The 78,491-ton, 2,040-passenger Rhapsody of the Seas will never win any awards for being the biggest, newest or most innovative ship out there. It's part of Royal Caribbean's Vision Class, among the line's smallest and oldest vessels, in a fleet dominated by humongous mega-ships that sport ice-skating rinks, indoor malls and onboard surf parks. But does that somehow lessen the fun cruise vacation experience? Not a bit.
To be fair, Royal Caribbean
is going out of its way to update its oldie-but-goodies, spending millions of dollars to add favorite Oasis-class
features to ships lacking in dining variety, balconies and all the latest bells and whistles. Rhapsody's 2012 refurb -- which updated cabins, added specialty dining venues and an outdoor movie screen, and redesigned the atrium -- was a giant step forward in giving passengers more ways to enjoy their time onboard. The ship's size will never be the main draw, as it's too big to be truly intimate, but too small to compete with even Voyager-class
attractions. Though, with the new additions, it is a good choice for Royal Caribbean fans who simply can't stomach a 6,000-passenger vessel, but want at least some level of choice.
No, Rhapsody's likeability is about attitude. Its energetic, accessible crewmembers display an infectious ebullience, and its passengers come aboard intending to enjoy themselves. Whether it's shamelessly stumbling through a cha-cha class in the atrium in full view of everyone passing by, lining the decks to see a calving glacier or packing the shops for special sales, Rhapsody sailors are joiners. It makes you want to drop everything and try your hand at a ring-toss game -- just because everyone else is having so much fun doing it.
As for the ship itself, passenger flow is excellent, with the only real crowding at the Windjammer Cafe buffet restaurant, during limited-time souvenir sales or at prime hours in the teeny gym. The hub of the ship is the Centrum, the six-deck atrium, with a bar and dance floor at the bottom and balcony-like walkways flanking its upper levels. Its main level is used for everything from art auctions and song-and-dance-and-aerial-acrobatics performances to cooking classes and silly games. The genius of this area is that you have to pass it to get anywhere on the ship, so even if you don't mean to stop, you get sucked into the action below and find yourself watching or joining in the fun.
One of our favorite additions was the new digital "Wayfinder" signage, which debuted on Oasis of the Seas and is being retrofitted on a number of RCI ships. The large touch-screens, posted by the elevators, let you browse daily activity schedules and restaurant menus, and find directions from here to there (or to the nearest loo) -- all in multiple languages. They're fun to play with and incredibly helpful when you can't remember whether you're forward or aft on the ship.
Our one gripe was the consistency of the food. The main dining room was hit or miss, and the buffet was solidly mediocre, with that mass-produced, institutional cafeteria, sitting-out-too-long taste. (Especially avoid the Windjammer's pizza.) Food was definitely better in the for-fee Chops (steakhouse) and Giovanni's (Italian), but not all passengers want to pay to stuff themselves silly for an evening.

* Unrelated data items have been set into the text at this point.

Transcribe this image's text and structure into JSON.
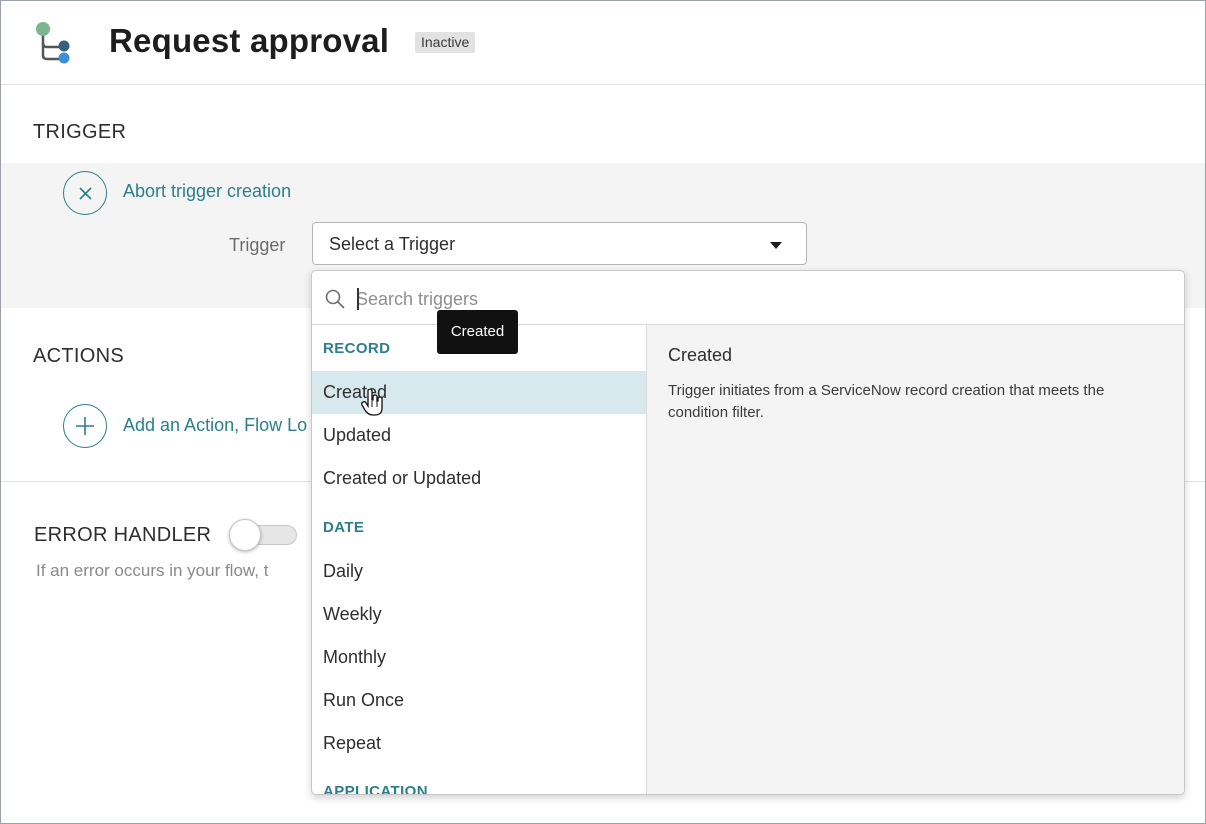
{
  "header": {
    "title": "Request approval",
    "status": "Inactive",
    "icon": "flow-branch-icon"
  },
  "trigger": {
    "section_label": "TRIGGER",
    "abort_label": "Abort trigger creation",
    "field_label": "Trigger",
    "select_value": "Select a Trigger"
  },
  "actions": {
    "section_label": "ACTIONS",
    "add_label": "Add an Action, Flow Lo"
  },
  "error_handler": {
    "label": "ERROR HANDLER",
    "enabled": false,
    "description": "If an error occurs in your flow, t"
  },
  "dropdown": {
    "search_placeholder": "Search triggers",
    "categories": [
      {
        "label": "RECORD",
        "options": [
          "Created",
          "Updated",
          "Created or Updated"
        ]
      },
      {
        "label": "DATE",
        "options": [
          "Daily",
          "Weekly",
          "Monthly",
          "Run Once",
          "Repeat"
        ]
      },
      {
        "label": "APPLICATION",
        "options": []
      }
    ],
    "selected_option": "Created",
    "detail": {
      "title": "Created",
      "description": "Trigger initiates from a ServiceNow record creation that meets the condition filter."
    }
  },
  "tooltip": {
    "text": "Created"
  },
  "colors": {
    "accent": "#2b7f8c",
    "selected_row": "#d8e9ee",
    "panel_bg": "#f4f4f4"
  }
}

Then again, a reason not to gain 10 pounds on a cruise could be a good thing after all.
Royal Caribbean typically appeals to couples and singles in their 30's to 60's, as well as families of all ages. The cruise line attracts passengers that are looking for affordable, active vacations. The folks are a high-spirited, high-energy lot and really get into the onboard activities, from cooking demos and ring-toss games to the aerial acrobatic shows in the Centrum.
A large percentage of passengers on Rhapsody's Australian and Pacific itineraries will be locals from Australia and New Zealand.
A weeklong cruise will have two formal nights, one smart casual night and four casual nights. Even the longest cruises won't have more than three smart casual and three formal nights (with the remainder all casual).
Most men opt for dark suits instead of tuxedos, and women choose cocktail dresses rather than lavish gowns. Despite the stated dress code, we never actually had a smart casual night on our Alaska cruise. The only difference between smart and regular casual is jackets for men, with sport shirts and slacks recommended, and dresses, skirts and nice slacks for women. But, honestly, this is a cruise line that doesn't get hung up on dinner dress. Jeans are not looked down on, and no one blinked an eye when our tablemates rushed into dinner from a long day in port, still wearing their hiking clothes.
Royal Caribbean passengers are charged $12 per person, per day ($14.25 for suite guests). Gratuities can be prepaid or will be added on a daily basis to passengers' SeaPass accounts during the cruise. Passengers can modify or remove gratuities by visiting the guest services desk while onboard. A 15 percent gratuity is automatically added to bar tabs.